Entscheidend ist aber weniger der Weltranglistenplatz als die, Marktbedeutung eines AT&T-NCR-Konzerns. Im September dieses Jahres hat NCR angekündigt, auf der Basis von Intel-Prozessoren eine offene Systemumgebung über alle Rechnerebenen anzubieten. Da das Unternehmen seit 1981 sämtliche Unix-Produkte von AT&T unterstützt, wurde am Markt für Open Systems ein großer Synergie-Effekt entstehen. Während NCR die Hardware bereitstellte, liefert AT&T die Software.

Von Vorteil ist ebenfalls, daß NCR nicht wie IBM, DEC oder die Siemens-Nixdorf AG in Deutschland ein Anbieter proprietärer Systeme ist. Es gibt keine installierte Basis- von Mainframes und Minicomputern, auf die AT&T und NCR beim Verkauf ihrer Produkte Rücksicht nehmen müssen. Die Unternehmen könnten also - im Gegensatz zum Mitbewerb - damit beginnen, den proprietären Systemen auf auf breiter Ebene mit vernetzten PC-Umgebungen Konkurrenz zu machen, ohne sich dabei ins eigene Fleisch zu schneiden.

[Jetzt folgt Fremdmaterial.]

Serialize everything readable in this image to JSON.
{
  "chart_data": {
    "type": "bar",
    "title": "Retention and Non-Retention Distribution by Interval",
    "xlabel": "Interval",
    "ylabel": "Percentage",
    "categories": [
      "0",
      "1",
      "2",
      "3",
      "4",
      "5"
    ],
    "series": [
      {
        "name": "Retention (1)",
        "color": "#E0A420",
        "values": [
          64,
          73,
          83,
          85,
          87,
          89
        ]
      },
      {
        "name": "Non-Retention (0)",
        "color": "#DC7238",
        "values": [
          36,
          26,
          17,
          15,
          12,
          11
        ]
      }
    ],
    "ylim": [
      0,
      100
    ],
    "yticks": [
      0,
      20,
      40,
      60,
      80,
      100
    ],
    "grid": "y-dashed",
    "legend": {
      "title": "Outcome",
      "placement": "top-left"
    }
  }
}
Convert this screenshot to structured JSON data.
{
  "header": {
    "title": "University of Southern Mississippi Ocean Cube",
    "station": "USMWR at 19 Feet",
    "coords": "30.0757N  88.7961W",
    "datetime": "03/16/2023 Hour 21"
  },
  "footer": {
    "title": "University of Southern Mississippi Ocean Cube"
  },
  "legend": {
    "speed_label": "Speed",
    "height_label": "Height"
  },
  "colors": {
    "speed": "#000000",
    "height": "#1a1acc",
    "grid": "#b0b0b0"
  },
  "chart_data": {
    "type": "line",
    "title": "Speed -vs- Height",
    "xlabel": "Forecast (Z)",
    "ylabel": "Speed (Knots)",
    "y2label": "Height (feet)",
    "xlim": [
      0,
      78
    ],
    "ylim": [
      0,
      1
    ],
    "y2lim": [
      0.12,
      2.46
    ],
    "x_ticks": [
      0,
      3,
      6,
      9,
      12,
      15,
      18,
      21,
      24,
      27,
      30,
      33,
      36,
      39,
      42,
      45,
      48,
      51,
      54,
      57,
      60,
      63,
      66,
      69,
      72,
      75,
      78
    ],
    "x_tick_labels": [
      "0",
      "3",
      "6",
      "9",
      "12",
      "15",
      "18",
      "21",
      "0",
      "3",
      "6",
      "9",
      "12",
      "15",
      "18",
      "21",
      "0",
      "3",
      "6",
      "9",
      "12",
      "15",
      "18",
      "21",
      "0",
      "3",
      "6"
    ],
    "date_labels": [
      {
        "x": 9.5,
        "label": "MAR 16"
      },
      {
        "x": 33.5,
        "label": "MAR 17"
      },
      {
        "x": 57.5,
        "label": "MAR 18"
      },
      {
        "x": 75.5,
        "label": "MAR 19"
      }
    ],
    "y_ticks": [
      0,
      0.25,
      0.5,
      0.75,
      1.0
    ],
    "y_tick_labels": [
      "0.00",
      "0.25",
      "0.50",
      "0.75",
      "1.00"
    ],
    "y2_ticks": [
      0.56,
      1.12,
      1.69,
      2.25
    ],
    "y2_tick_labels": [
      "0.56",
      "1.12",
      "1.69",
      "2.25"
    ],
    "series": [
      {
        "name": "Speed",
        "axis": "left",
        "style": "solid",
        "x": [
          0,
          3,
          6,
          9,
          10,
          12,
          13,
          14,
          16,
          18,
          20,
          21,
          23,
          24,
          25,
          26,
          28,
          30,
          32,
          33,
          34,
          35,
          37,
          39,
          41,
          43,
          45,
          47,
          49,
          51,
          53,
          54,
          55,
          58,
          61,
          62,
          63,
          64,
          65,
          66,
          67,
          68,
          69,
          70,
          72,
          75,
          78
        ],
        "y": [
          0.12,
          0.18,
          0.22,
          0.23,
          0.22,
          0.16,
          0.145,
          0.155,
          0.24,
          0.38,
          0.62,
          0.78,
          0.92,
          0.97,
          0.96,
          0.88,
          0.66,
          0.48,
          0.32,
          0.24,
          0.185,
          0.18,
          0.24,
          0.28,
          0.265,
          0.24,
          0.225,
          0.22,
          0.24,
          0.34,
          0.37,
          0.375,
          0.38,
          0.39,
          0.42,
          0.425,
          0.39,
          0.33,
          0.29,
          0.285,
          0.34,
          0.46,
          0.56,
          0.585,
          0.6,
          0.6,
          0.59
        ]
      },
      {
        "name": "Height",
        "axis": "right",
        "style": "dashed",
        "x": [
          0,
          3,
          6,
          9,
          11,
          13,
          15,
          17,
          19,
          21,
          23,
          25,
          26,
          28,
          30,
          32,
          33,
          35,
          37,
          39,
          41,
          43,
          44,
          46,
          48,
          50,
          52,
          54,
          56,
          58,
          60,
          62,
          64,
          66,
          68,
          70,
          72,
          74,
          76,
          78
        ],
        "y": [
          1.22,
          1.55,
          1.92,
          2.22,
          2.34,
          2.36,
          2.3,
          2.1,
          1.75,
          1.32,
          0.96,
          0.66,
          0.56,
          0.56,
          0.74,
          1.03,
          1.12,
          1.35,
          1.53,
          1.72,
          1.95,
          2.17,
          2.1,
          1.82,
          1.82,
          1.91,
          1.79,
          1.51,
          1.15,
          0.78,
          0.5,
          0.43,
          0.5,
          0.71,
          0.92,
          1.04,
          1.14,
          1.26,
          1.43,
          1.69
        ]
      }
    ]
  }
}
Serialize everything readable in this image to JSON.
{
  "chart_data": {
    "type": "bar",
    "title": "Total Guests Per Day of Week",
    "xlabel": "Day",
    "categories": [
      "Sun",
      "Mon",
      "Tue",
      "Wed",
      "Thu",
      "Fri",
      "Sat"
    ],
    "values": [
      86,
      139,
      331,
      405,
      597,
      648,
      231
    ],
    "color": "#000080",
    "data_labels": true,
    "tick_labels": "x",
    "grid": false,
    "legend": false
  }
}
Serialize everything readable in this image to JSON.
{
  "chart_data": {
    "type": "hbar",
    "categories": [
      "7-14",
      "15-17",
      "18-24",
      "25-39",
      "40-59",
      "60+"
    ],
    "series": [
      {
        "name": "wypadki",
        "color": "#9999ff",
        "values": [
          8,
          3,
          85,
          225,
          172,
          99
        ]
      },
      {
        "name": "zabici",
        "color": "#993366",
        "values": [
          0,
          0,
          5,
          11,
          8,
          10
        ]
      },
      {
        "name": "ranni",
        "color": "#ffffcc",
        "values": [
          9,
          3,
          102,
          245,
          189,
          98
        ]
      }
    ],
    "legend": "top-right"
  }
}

Aber nicht nur die innovative Produktpalette, sondern auch die globale Repräsentanz des AT&T-Konzerns verspricht Erfolge. Während sich die Geschäfte des Telefonkonzerns weitgehend auf die Vereinigten Staaten beschränken, ist NCR ein weltweit aktives Unternehmen. Der 56000-Mitarbeiter-Konzern verfügt über Niederlassungen in mehr als 120 Ländern und erzielt ungefähr 60 Prozent seiner Umsätze im Ausland. AT&T dagegen beschäftigt von weltweit 279 000 Angestellten insgesamt 20 000 Mitarbeiter außerhalb der Vereinigten Staaten - nur ein Teil davon arbeitet im Computergeschäft.

Um das Take-over schnell zum Abschluß zu bringen, zeigt sich der Telefonkonzern kompromißbereit. Amerikanische NCR-Mitarbeiter sollen im Falle eines Mergers weiterhin im Hauptquartier in Dayton/Ohio beschäftigt werden. Der Konzern wird nach Vorstellungen von AT&T künftig den Kern des gemeinsamen Computergeschäftes bilden. Sämtliche NCR-Einrichtungen, so verspricht AT&T, bleiben im Falle einer Fusion weiterhin geöffnet und in Betrieb - sogar der Name soll nicht verändert werden.

Eine Akquisition dieser Größenordnung ist für AT&T neues Terrain, obwohl die Amerikaner in den vergangenen Jahren immer wieder Interesse an verschiedenen Firmen gezeigt hat.